Morphée vole à travers les ténèbres. Son aile taciturne ne trouble point le silence de l’air. Dans un instant il arrive aux remparts de Trachine. Il dépose son plumage sombre, prend les traits de Céyx, et, sous cette forme, nu, livide, et glacé, il s’arrête devant le lit de la triste Alcyone. Sa barbe est humide, et l’onde a mouillé ses cheveux épars. Il se penche sur le lit, et le visage baigné de larmes:
«Malheureuse épouse, dit-il, reconnais-tu Céyx? La mort a-t-elle pu changer mes traits? Regarde: c’est ton époux, ou plutôt c’est son ombre. Tes vœux, chère Alcyone, ne m’ont été d’aucun secours. J’ai cessé de vivre. Cesse d’espérer que je puisse être rendu à ton amour. Au sein de la mer Égée, la tempête a surpris mon vaisseau; bientôt submergé, les vents l’ont englouti dans les ondes.

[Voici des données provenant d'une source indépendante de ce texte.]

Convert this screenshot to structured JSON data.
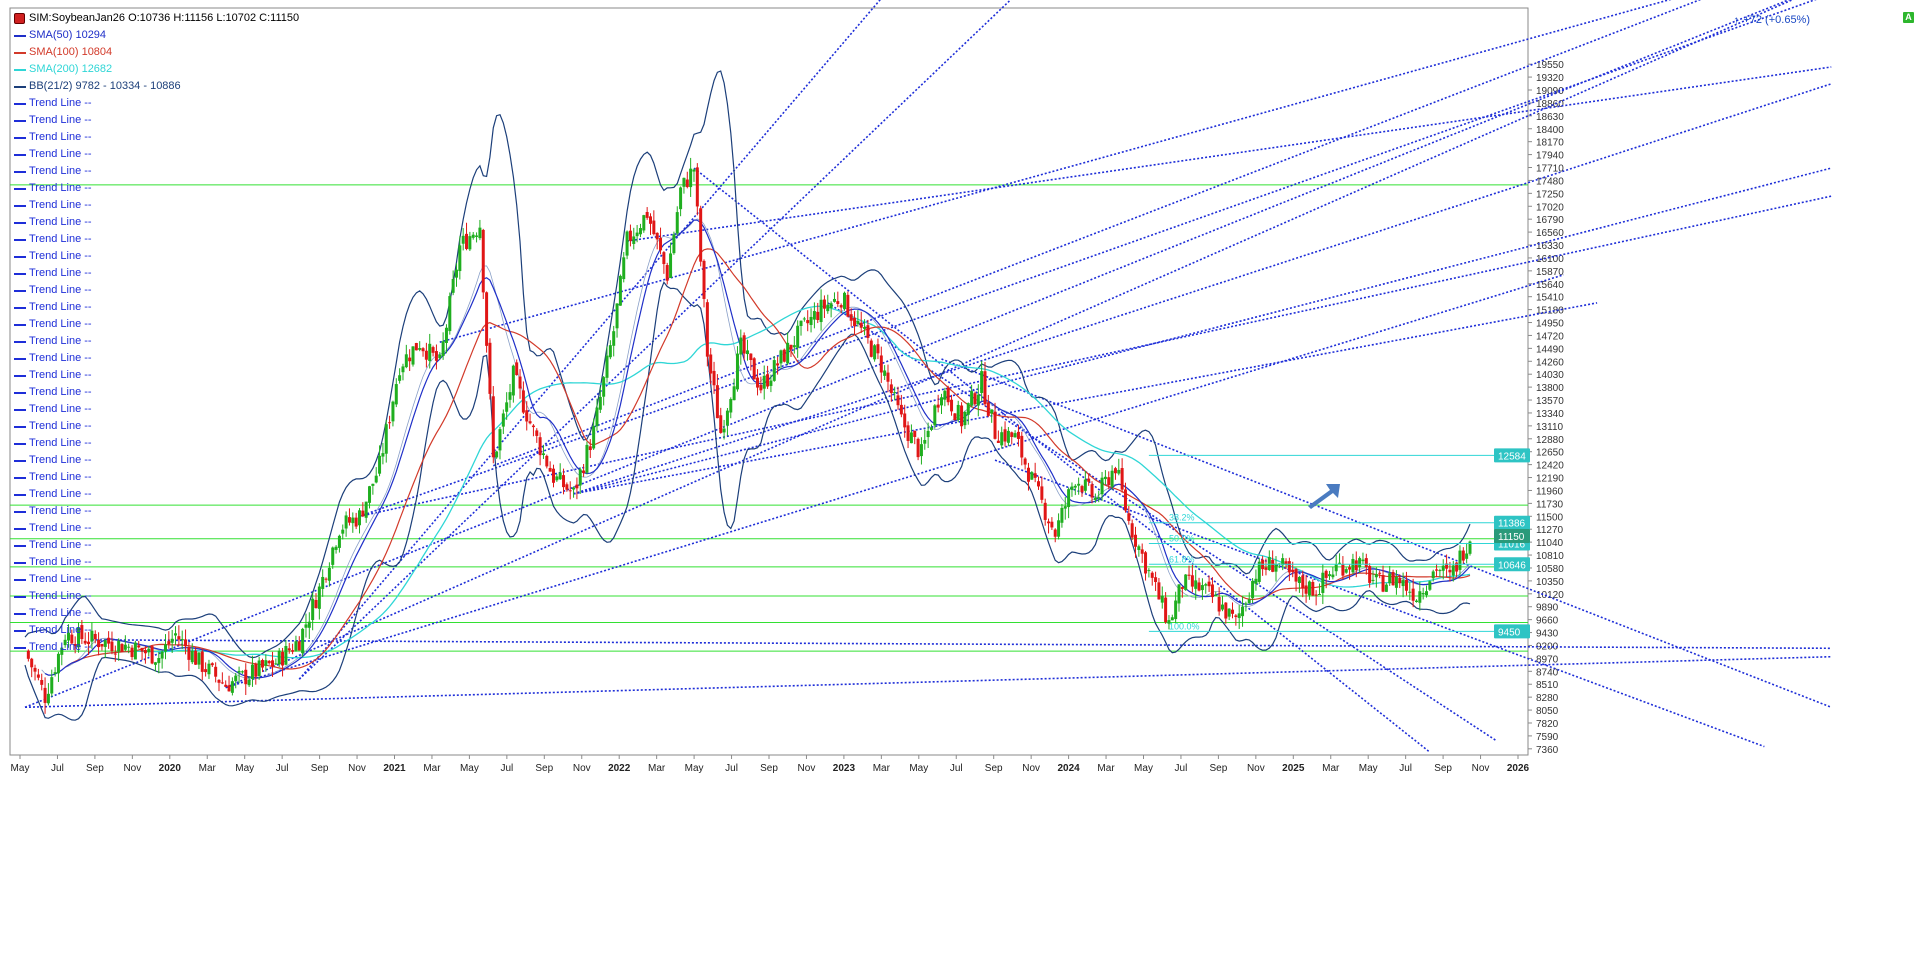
{
  "header": {
    "symbol_line": "SIM:SoybeanJan26 O:10736 H:11156 L:10702 C:11150",
    "performance": "+72 (+0.65%)"
  },
  "legend": [
    {
      "label": "SMA(50)  10294",
      "color": "#1f2fc8"
    },
    {
      "label": "SMA(100)  10804",
      "color": "#d23a2a"
    },
    {
      "label": "SMA(200)  12682",
      "color": "#2fd6d6"
    },
    {
      "label": "BB(21/2)  9782 - 10334 - 10886",
      "color": "#1c3f7a"
    }
  ],
  "trend_line_label": "Trend Line  --",
  "trend_line_count": 33,
  "colors": {
    "up_candle": "#1fae1f",
    "down_candle": "#e01616",
    "sma50": "#1f2fc8",
    "sma100": "#d23a2a",
    "sma200": "#2fd6d6",
    "bollinger": "#1c3f7a",
    "trend": "#1e2ed8",
    "horizontal": "#33e033",
    "fib": "#2fd6d6"
  },
  "chart_data": {
    "type": "candlestick",
    "y_axis": {
      "min": 7250,
      "max": 20550,
      "ticks": [
        7360,
        7590,
        7820,
        8050,
        8280,
        8510,
        8740,
        8970,
        9200,
        9430,
        9660,
        9890,
        10120,
        10350,
        10580,
        10810,
        11040,
        11270,
        11500,
        11730,
        11960,
        12190,
        12420,
        12650,
        12880,
        13110,
        13340,
        13570,
        13800,
        14030,
        14260,
        14490,
        14720,
        14950,
        15180,
        15410,
        15640,
        15870,
        16100,
        16330,
        16560,
        16790,
        17020,
        17250,
        17480,
        17710,
        17940,
        18170,
        18400,
        18630,
        18860,
        19090,
        19320,
        19550
      ]
    },
    "x_axis_labels": [
      "May",
      "Jul",
      "Sep",
      "Nov",
      "2020",
      "Mar",
      "May",
      "Jul",
      "Sep",
      "Nov",
      "2021",
      "Mar",
      "May",
      "Jul",
      "Sep",
      "Nov",
      "2022",
      "Mar",
      "May",
      "Jul",
      "Sep",
      "Nov",
      "2023",
      "Mar",
      "May",
      "Jul",
      "Sep",
      "Nov",
      "2024",
      "Mar",
      "May",
      "Jul",
      "Sep",
      "Nov",
      "2025",
      "Mar",
      "May",
      "Jul",
      "Sep",
      "Nov",
      "2026"
    ],
    "price_path_approx": [
      [
        0,
        9100
      ],
      [
        6,
        8300
      ],
      [
        12,
        9400
      ],
      [
        20,
        9300
      ],
      [
        30,
        9200
      ],
      [
        40,
        9000
      ],
      [
        45,
        9400
      ],
      [
        52,
        8900
      ],
      [
        60,
        8500
      ],
      [
        68,
        8700
      ],
      [
        75,
        8900
      ],
      [
        82,
        9300
      ],
      [
        88,
        10200
      ],
      [
        94,
        11300
      ],
      [
        100,
        11500
      ],
      [
        106,
        12400
      ],
      [
        112,
        14200
      ],
      [
        118,
        14600
      ],
      [
        124,
        14200
      ],
      [
        130,
        16300
      ],
      [
        136,
        16700
      ],
      [
        140,
        12500
      ],
      [
        146,
        14000
      ],
      [
        152,
        13000
      ],
      [
        158,
        12200
      ],
      [
        164,
        11900
      ],
      [
        170,
        13000
      ],
      [
        176,
        14800
      ],
      [
        180,
        16400
      ],
      [
        186,
        16900
      ],
      [
        192,
        15800
      ],
      [
        196,
        17300
      ],
      [
        200,
        17700
      ],
      [
        204,
        14400
      ],
      [
        208,
        13000
      ],
      [
        214,
        14500
      ],
      [
        220,
        13800
      ],
      [
        226,
        14300
      ],
      [
        232,
        14800
      ],
      [
        238,
        15200
      ],
      [
        244,
        15400
      ],
      [
        250,
        14800
      ],
      [
        256,
        14200
      ],
      [
        262,
        13200
      ],
      [
        268,
        12600
      ],
      [
        274,
        13800
      ],
      [
        280,
        13200
      ],
      [
        286,
        13900
      ],
      [
        290,
        13000
      ],
      [
        296,
        12900
      ],
      [
        302,
        12000
      ],
      [
        308,
        11200
      ],
      [
        314,
        12200
      ],
      [
        320,
        11800
      ],
      [
        326,
        12400
      ],
      [
        330,
        11400
      ],
      [
        336,
        10500
      ],
      [
        342,
        9600
      ],
      [
        346,
        10300
      ],
      [
        352,
        10200
      ],
      [
        356,
        10000
      ],
      [
        362,
        9600
      ],
      [
        368,
        10500
      ],
      [
        374,
        10700
      ],
      [
        380,
        10300
      ],
      [
        386,
        10200
      ],
      [
        392,
        10600
      ],
      [
        398,
        10700
      ],
      [
        404,
        10300
      ],
      [
        410,
        10400
      ],
      [
        416,
        10100
      ],
      [
        422,
        10600
      ],
      [
        426,
        10400
      ],
      [
        432,
        11150
      ]
    ],
    "overlays": [
      "SMA(50)",
      "SMA(100)",
      "SMA(200)",
      "BB(21/2)"
    ],
    "price_labels": [
      {
        "value": 12584,
        "text": "12584"
      },
      {
        "value": 11386,
        "text": "11386"
      },
      {
        "value": 11016,
        "text": "11016"
      },
      {
        "value": 10646,
        "text": "10646"
      },
      {
        "value": 9450,
        "text": "9450"
      },
      {
        "value": 11150,
        "text": "11150",
        "current": true
      }
    ],
    "horizontal_levels": [
      17400,
      11700,
      11100,
      10600,
      10080,
      9610,
      9100
    ],
    "fib_labels": [
      "38.2%",
      "50.0%",
      "61.8%",
      "100.0%"
    ]
  }
}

J’appelais en vain Alcyone lorsque ma bouche a reçu le flot mortel. Tu ne vois point en moi l’auteur suspect d’une fausse nouvelle. Elle ne te parvient point par les bruits vagues de la renommée. C’est moi-même qui viens après mon naufrage te faire connaître mon triste destin. Éveille-toi, lève-toi, donne des larmes à ma mort. Revêts des voiles funèbres, et ne laisse point mon ombre descendre dans les Enfers, sans avoir reçu le tribut de tes larmes.» Ainsi parle Morphée. Sa voix est celle de l’époux d’Alcyone. Il paraît verser des larmes véritables. Son geste est semblable au geste de Céyx.
Alcyone gémit; elle pleure, elle agite ses bras en dormant. Elle veut embrasser son époux, et c’est l’air qu’elle embrasse: «Demeure, s’écrie-t-elle, où fuis-tu? Nous irons ensemble chez les morts». Troublée par la voix et par l’image de Céyx, elle s’éveille. Ses esclaves ont entendu ses cris; une lampe à la main, elles accourent: Alcyone cherche l’ombre à ses yeux apparue.